Pay for Performance Contracting. The wise building owner will pay for a central heat pump hot water system under a pay for performance contract. Such an installation will need to have a dashboard for measuring the system (not just the heat pump) energy efficiency, as well as any parameter considered critical for performance, such as ability of the system to maintain a roughly constant and reasonable supply water temperature and provide a decontamination cycle if necessary to suppress Legionella. Ideally the system providing these measurements would be provided by an independent third party. A Pay-for-Performance contract would pay at least some portion of the contract amount based on actual system efficiency and ability to avoid Legionella and deliver water at a reasonably constant specified temperature after full occupancy and for a long enough period to create an annualized calculation. The purpose of a pay for performance contract is to place pressure on the parties involved in the project to use the heat pumps productively after they are installed. Without such pressure, any problems with the installation are likely to result in maintenance of safety and comfort by depending heavily on simple, reliable electric resistance heaters.
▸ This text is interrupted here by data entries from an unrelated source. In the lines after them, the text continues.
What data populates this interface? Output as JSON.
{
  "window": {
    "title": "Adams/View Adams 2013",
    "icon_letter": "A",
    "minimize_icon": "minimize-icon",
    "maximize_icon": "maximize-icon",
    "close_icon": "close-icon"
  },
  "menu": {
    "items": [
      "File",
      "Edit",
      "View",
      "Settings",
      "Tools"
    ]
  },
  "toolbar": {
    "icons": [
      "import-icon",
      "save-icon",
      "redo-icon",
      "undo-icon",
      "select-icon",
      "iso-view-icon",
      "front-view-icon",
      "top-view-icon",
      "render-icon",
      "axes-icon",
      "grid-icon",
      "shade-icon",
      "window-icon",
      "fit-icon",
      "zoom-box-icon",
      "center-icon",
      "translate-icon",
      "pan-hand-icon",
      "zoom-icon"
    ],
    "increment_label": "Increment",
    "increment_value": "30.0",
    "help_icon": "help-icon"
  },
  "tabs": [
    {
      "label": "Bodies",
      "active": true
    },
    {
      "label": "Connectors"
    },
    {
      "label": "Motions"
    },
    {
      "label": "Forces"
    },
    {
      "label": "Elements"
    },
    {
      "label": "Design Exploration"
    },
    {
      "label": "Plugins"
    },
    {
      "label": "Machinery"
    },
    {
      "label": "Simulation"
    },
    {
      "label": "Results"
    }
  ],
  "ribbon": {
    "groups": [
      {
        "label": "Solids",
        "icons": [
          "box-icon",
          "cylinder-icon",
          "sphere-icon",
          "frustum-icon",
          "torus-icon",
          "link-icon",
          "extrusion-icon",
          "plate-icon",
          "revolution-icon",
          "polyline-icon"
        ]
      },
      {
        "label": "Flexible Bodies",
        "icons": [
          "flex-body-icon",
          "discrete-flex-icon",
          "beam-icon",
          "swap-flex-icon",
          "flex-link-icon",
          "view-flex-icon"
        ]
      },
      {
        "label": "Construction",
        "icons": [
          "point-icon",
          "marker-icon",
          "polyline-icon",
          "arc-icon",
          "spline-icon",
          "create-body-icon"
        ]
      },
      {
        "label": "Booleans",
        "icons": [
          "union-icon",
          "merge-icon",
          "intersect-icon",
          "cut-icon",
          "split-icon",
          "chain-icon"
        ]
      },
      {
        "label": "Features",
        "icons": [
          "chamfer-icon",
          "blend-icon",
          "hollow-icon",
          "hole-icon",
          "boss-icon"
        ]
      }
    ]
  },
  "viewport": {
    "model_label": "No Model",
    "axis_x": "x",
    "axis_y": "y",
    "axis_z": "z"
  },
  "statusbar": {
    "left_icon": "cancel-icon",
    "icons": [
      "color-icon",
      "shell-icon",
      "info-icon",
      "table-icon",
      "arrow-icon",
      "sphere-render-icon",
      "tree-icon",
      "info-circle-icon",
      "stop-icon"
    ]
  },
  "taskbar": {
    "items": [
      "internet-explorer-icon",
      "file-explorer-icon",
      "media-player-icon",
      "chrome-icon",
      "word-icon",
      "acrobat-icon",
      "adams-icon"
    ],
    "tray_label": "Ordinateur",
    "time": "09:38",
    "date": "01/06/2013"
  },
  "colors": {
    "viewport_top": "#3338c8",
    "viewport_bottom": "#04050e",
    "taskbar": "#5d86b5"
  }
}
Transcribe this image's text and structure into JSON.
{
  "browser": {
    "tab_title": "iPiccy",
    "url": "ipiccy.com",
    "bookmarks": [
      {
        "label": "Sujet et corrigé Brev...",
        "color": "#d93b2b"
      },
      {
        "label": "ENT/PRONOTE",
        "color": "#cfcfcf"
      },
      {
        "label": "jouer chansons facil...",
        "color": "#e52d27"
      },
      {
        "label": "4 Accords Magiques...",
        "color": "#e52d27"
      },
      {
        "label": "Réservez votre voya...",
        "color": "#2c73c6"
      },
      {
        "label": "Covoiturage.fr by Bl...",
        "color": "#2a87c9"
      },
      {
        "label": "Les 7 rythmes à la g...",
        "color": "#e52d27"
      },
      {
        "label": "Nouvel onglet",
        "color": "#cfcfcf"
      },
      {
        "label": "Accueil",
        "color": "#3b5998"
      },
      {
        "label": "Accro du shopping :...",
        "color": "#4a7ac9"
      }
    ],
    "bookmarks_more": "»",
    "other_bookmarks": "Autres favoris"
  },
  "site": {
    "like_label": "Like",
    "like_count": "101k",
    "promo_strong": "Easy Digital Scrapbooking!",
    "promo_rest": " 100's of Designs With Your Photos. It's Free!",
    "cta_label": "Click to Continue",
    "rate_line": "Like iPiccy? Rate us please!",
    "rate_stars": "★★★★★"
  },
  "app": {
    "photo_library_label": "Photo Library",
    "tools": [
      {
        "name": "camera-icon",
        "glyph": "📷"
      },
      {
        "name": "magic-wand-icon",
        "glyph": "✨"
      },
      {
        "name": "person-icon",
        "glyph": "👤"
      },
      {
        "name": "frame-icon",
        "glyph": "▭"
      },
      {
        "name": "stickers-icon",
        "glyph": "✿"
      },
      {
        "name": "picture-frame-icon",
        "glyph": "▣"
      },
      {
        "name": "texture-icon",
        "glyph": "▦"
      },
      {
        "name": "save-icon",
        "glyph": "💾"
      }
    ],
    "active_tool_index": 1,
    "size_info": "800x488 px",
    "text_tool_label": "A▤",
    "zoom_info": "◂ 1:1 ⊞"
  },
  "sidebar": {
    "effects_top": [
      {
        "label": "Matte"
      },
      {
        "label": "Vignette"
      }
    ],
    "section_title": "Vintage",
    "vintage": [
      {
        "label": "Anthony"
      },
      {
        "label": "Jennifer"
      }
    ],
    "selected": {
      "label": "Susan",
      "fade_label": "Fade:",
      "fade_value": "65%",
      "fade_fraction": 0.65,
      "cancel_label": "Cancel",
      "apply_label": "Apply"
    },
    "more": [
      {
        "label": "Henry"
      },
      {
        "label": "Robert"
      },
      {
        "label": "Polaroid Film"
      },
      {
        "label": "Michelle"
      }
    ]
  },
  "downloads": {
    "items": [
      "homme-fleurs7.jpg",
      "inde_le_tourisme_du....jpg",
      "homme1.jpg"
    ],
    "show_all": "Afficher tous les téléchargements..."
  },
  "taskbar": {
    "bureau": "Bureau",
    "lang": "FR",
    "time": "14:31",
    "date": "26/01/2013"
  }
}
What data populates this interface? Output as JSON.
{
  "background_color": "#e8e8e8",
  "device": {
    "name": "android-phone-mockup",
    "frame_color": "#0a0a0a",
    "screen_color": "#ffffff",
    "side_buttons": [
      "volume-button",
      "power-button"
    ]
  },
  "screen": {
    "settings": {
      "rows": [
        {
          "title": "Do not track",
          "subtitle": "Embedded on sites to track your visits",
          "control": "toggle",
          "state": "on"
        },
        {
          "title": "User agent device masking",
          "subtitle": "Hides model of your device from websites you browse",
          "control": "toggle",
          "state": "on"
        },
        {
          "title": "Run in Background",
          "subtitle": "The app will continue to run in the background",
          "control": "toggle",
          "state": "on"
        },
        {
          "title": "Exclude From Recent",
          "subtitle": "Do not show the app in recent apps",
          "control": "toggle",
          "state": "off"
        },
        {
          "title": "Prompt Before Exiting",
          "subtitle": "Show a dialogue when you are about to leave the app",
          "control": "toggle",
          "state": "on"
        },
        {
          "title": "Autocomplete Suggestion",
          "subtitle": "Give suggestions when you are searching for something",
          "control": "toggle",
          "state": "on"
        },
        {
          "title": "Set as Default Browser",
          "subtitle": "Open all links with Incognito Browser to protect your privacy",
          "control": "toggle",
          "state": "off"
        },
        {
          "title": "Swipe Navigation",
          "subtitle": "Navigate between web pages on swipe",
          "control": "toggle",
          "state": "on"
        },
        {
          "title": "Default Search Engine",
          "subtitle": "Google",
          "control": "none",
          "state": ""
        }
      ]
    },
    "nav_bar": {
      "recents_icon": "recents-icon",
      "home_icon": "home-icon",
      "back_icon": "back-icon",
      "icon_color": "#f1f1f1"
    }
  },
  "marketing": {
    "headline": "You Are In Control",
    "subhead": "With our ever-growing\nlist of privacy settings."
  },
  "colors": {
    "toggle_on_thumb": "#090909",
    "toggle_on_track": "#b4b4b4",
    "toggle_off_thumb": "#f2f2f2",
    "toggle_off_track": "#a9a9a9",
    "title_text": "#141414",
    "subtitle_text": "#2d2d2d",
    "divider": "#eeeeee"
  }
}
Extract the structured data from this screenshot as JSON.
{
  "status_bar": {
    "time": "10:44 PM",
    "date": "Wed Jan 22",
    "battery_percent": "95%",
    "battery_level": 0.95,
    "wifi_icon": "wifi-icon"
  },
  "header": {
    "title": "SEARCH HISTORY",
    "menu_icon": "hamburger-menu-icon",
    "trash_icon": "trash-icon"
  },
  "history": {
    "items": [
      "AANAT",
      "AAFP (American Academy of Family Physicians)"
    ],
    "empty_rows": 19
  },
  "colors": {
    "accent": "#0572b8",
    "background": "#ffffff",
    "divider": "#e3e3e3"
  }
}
(The long term solution for a complex new technology is to stick around long
enough that it can be fine tuned by a succession of projects until a
strong approach becomes familiar to the design, manufacturing, testing,
and operations world. At that point people converge on a standard practice that becomes familiar and can be carried from one project to the next. This process speeds up if permanent monitoring
of performance becomes a standard part of each installation, so that all
parties begin to know which systems are working well, and why. If such
monitoring is too expensive, which it may be, dissemination of
understanding slows down.)
Because the temperature of the water reaching the occupant is controlled for safety and comfort, and any problems in this area are readily reported to building operators by occupants, the challenges listed here do not normally lead to problems for the occupant. However, these systems often offer back up natural gas or electric resistance heaters that end up being used more than anticipated if the integration of the system isn't working properly with the heat pump water heaters. The disadvantage of complexity thus falls on
owners who invest in the (relatively expensive) heat pumps because of their energy efficiency
agencies offering financial incentives based on energy efficiency
building code officials that require use of heat pump water heaters for electrification in response to global warming, presumably representing the interest of the society at large
5/29/25